Daniel Moen Hansen

Personal information
- Date of birth: 18 November 1983 (age 41)
- Place of birth: Horten, Norway
- Height: 1.87 m (6 ft 1+1⁄2 in)
- Position(s): Striker

Team information
- Current team: Strømmen
- Number: 10

Senior career*
- Years: Team / Apps / (Gls)
- 1999–?: Ørn-Horten
- 2001–2003: Brann / 3 / (0)
- 2003–2004: Mallorca B
- 2004: Enköping
- 2004–2005: Nybergsund
- 2006: Ørn-Horten
- 2007–2008: FK Tønsberg / 57 / (9)
- 2009: Randaberg / 26 / (11)
- 2010: Stavanger / 26 / (3)
- 2010: Bryne
- 2011: Vidar
- 2011–2012: Ull/Kisa / 21 / (10)
- 2013–: Strømmen / 54 / (12)

= Daniel Moen Hansen =

Norwegian footballer (born 1983)

Daniel Moen Hansen (born 18 November 1983) is a Norwegian football striker who currently plays for Strømmen.
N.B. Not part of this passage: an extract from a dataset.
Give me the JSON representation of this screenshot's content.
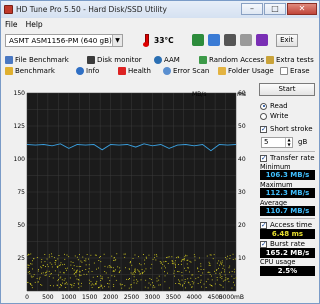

He has played for a number of clubs in Scandinavia and Southern Europe.

==Career==
Born in Horten, he started his career in Ørn-Horten, and briefly attended Norwegian College of Elite Sport before joining SK Brann. Moen Hansen made his senior debut in Brann in October 2001, and got two more Norwegian Premier League games in 2002.

He then left Brann, joining Spanish RCD Mallorca B in 2003, but the spell in Spain was no success for Hansen and in March 2004 he wanted to leave the club. In the spring of 2004 he joined Swedish team Enköpings SK. The stay was short, and Moen Hansen had a fruitless trial with Portuguese FC Penafiel, before signing for Nybergsund IL. Things went well until he broke his foot in the summer of 2005. After the 2005 season he rejoined Ørn/Horten.

After one year he moved on to FK Tønsberg. He left FK Tønsberg for Randaberg IL ahead of the 2009 season. In 2010, he played for two clubs, Stavanger IF and Bryne FK. In 2011, he moved on to FK Vidar, but already in August the same year he joined Ullensaker/Kisa IL, where he won promotion to Adeccoligaen with the club. In the beginning of the 2012 season, he was one of the top scorers of Adeccoligaen, and his goals pushed Ullensaker/Kisa to a surprise position at the top of the league. Unfortunately, he contracted an injury later in the season. Hansen joined Strømmen ahead of the 2013 season.